大学入学者選抜における「特別の選抜方法」のーつで,我が国の社会,経済,産業の国際化に伴い,海外に派遣される両親とともに海外に滞在し,現地で教育を受けて数年後帰国した生徒を対象とする大学入学者選抜をいう。
外国において高等学校段階の教育を受けた者の大学入学資格については,学校教育法施行規則第69条第1号に,外国において,学校教育における12年の課程を修了した者等として認められているが,これら帰国子女の我が国の大学への受入れについては,受けてきた教育が異なること,日本語の能力が十分でないことなどのため,通常の入学者選抜では合格が極めて難しいことから,これが社会的問題となっている。一方,これら生徒の外国語能力など外国における学習その他の体験等は,本人の特性を評価することはもとより国内では得られない貴重なものであり,これらに着目した学生の受入れは,大学の教育研究の活性化につながるとの観点もある。

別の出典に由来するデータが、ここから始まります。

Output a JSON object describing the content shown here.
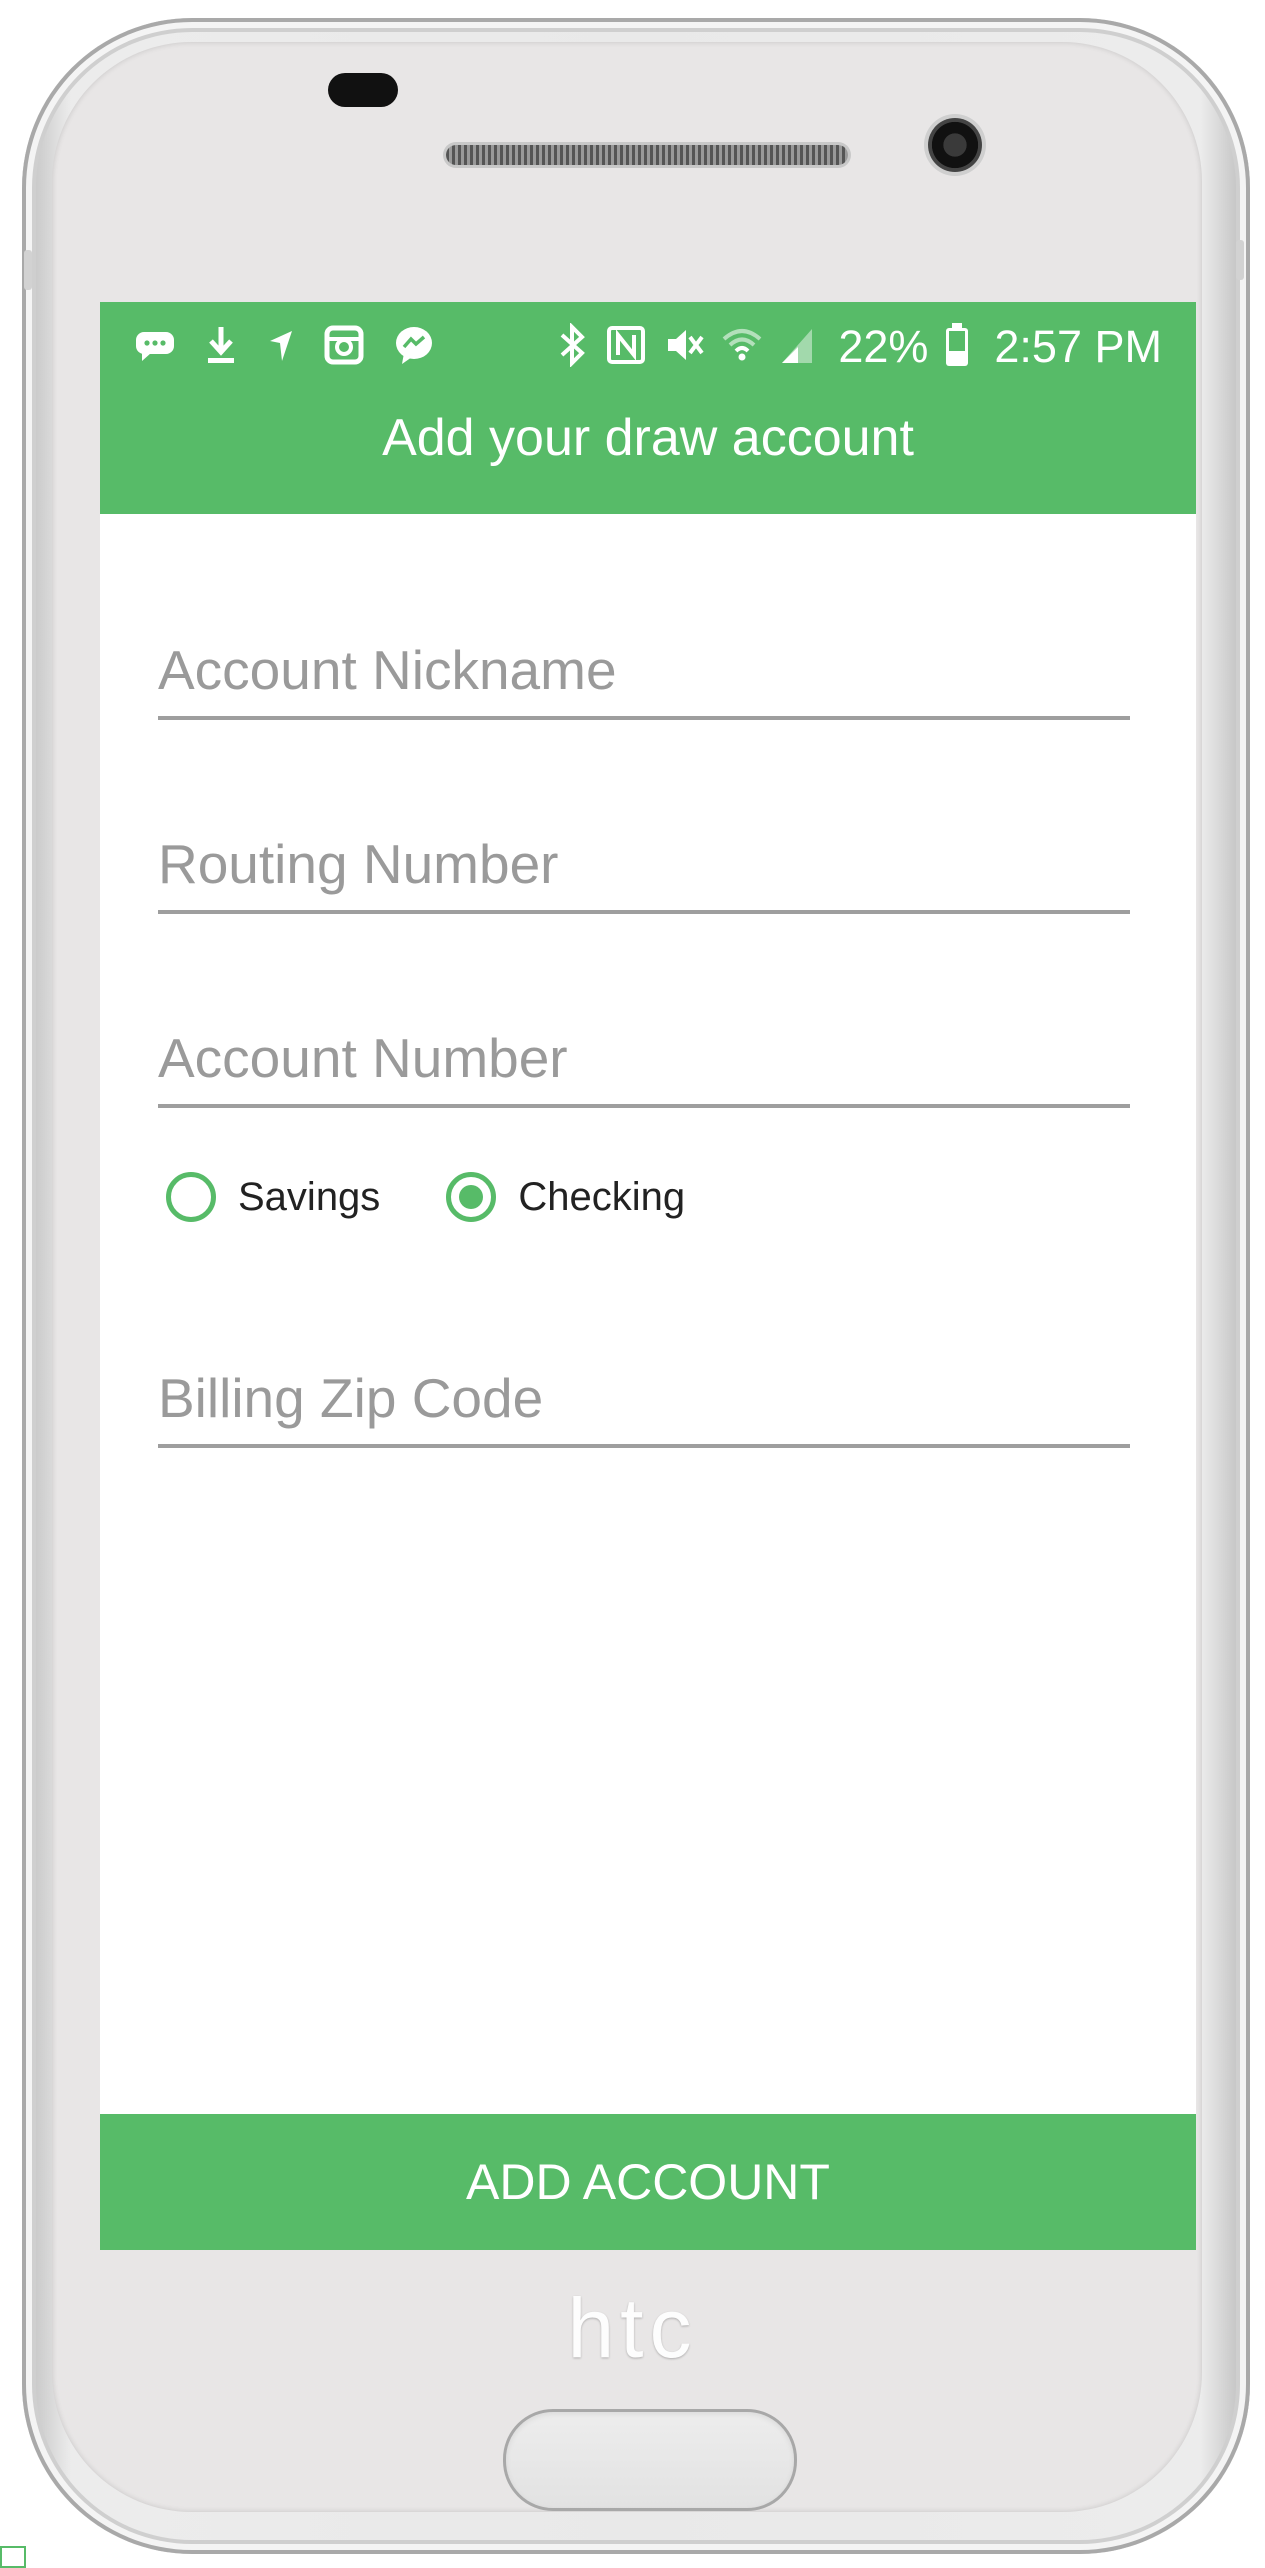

このため,帰国子女などの入学志願者については,広く本人の能力・適性に応じた選抜がなされるよう特別の入学者選抜方法(学力検査の免除又は負担の軽減,面接小論文その他の組合せ)でこれを行うことが望ましいとされており(大学入学者選抜実施要項第1の2),実施する大学も順次増えている。
ただし,大学入学者の選抜に当たって,特別の選抜を行う場合には,一般の1年程度の留学生と区別するため,その出願資格に「外国において高等学校の最終学年を含めて2年以上継続して学校教育を受けていること。」などを条件として加えているところが大部分である。
なお,「帰国子女」と限定をしないで生徒の外国体験に着目し,「外国学校出身者」を対象に特別の選抜を行っている大学もある。